Shells, silicon & neighbourly atoms
What do shells, solar panels and DVDs have in common?
At the atomic scale they are ‘amorphous’, that is – unlike crystals – they are built from irregular arrangements of atoms.
As Andrew Goodwin of Oxford University’s Department of Chemistry explains this irregularity is important: it’s what allows shells to grow their curved edges and gives silicon its incredibly useful electronic properties.
But for scientists this irregularity also makes such materials tricky.
‘Our main technique for establishing what materials look like on the atomic scale is crystallography,’ Andrew tells me, ‘and this relies explicitly on the existence of a repeating arrangement of atoms in order to work. So the problem of studying amorphous materials with their seemingly-random arrangements of atoms has remained just that: a problem.’
Now, Andrew, and colleagues from Cambridge and Ohio, report in this week’s Physical Review Letters how tantalising crystallographic clues could offer a new approach to understanding amorphous materials.
‘For decades we’ve known that the ring-like patterns amorphous materials produce in crystallographic experiments contain limited information about the surrounding environment of each atom,’ Andrew comments, ‘but the big question has always been how to use this to create a coherent picture of the structure of a material.’
He explains that the new approach comes from the ‘neighbourly behaviour’ of atoms which means that similar atoms should experience a similar environment.
‘The spacing of the rings in the 'ring-like pattern' is related to the distances between atoms in the material, and the intensity of the rings is essentially related to how many neighbours each atom has,’ Andrew tells me.
‘So, using silicon as an example, a typical analysis of its corresponding crystallographic pattern would have told us that the distance between silicon atoms is about 235 trillionths of a metre [picometres], and that on average each silicon atom has four neighbours.’
Yet this information alone isn’t enough to build reliable models of what the atomic structure of a material such as silicon actually looks like.
Such models fail because they rely on the average ‘neighbourly behaviour’ of the atoms which means in these models some silicon atoms can have three neighbours if others have five – something other techniques such as spectroscopy show is incorrect.
The new insight relates to the fact that such experiments are sensitive to the number of neighbours each atom has, so an atom with three neighbours would appear as a different ‘type’ of atom to one with five neighbours.
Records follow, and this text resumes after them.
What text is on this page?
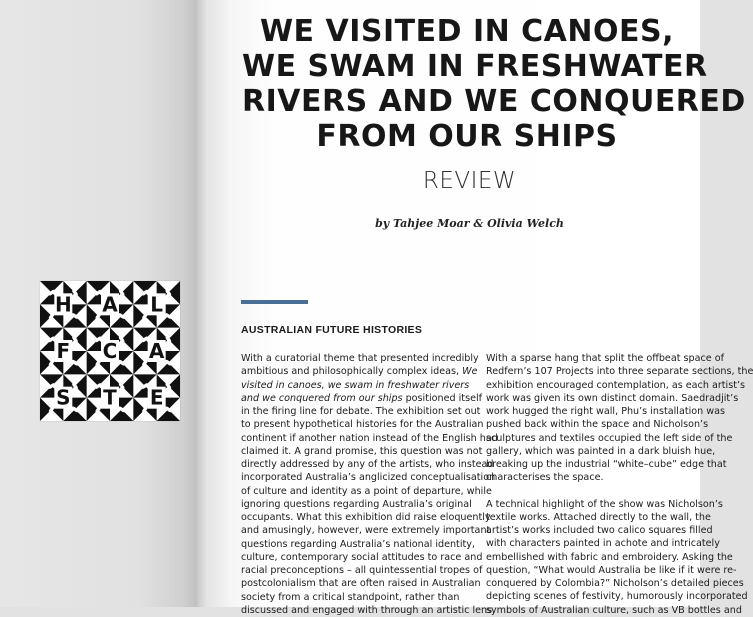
H A L
F C A
S T E
WE VISITED IN CANOES,
WE SWAM IN FRESHWATER
RIVERS AND WE CONQUERED
FROM OUR SHIPS
REVIEW
by Tahjee Moar & Olivia Welch
AUSTRALIAN FUTURE HISTORIES
With a curatorial theme that presented incredibly
ambitious and philosophically complex ideas, We
visited in canoes, we swam in freshwater rivers
and we conquered from our ships positioned itself
in the firing line for debate. The exhibition set out
to present hypothetical histories for the Australian
continent if another nation instead of the English had
claimed it. A grand promise, this question was not
directly addressed by any of the artists, who instead
incorporated Australia’s anglicized conceptualisation
of culture and identity as a point of departure, while
ignoring questions regarding Australia’s original
occupants. What this exhibition did raise eloquently
and amusingly, however, were extremely important
questions regarding Australia’s national identity,
culture, contemporary social attitudes to race and
racial preconceptions – all quintessential tropes of
postcolonialism that are often raised in Australian
society from a critical standpoint, rather than
discussed and engaged with through an artistic lens.
With a sparse hang that split the offbeat space of
Redfern’s 107 Projects into three separate sections, the
exhibition encouraged contemplation, as each artist’s
work was given its own distinct domain. Saedradjit’s
work hugged the right wall, Phu’s installation was
pushed back within the space and Nicholson’s
sculptures and textiles occupied the left side of the
gallery, which was painted in a dark bluish hue,
breaking up the industrial “white–cube” edge that
characterises the space.
A technical highlight of the show was Nicholson’s
textile works. Attached directly to the wall, the
artist’s works included two calico squares filled
with characters painted in achote and intricately
embellished with fabric and embroidery. Asking the
question, “What would Australia be like if it were re-
conquered by Colombia?” Nicholson’s detailed pieces
depicting scenes of festivity, humorously incorporated
symbols of Australian culture, such as VB bottles and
‘Because there is only one ‘type’ of atom observed for silicon we know that not only is the average number of neighbours equal to four, but that each silicon atom must have exactly four neighbours,’ Andrew adds.
‘If we incorporate this extra information when building a model, the answer seems to fall out almost straight away. We simply tell our program how many different types of atom there are, and in what proportions, and this is enough to produce a realistic model from the ring-like patterns.’
The findings suggest that crystallography might, after all, be able to unlock the structural secrets of some of Nature’s most irregular materials: opening the way for new kinds of science and powerful new technologies.
Dr Andrew Goodwin is based at Oxford University's Department of Chemistry.
Image: Ring-like pattern observed using crystallographic techniques, in this example silicon has been used.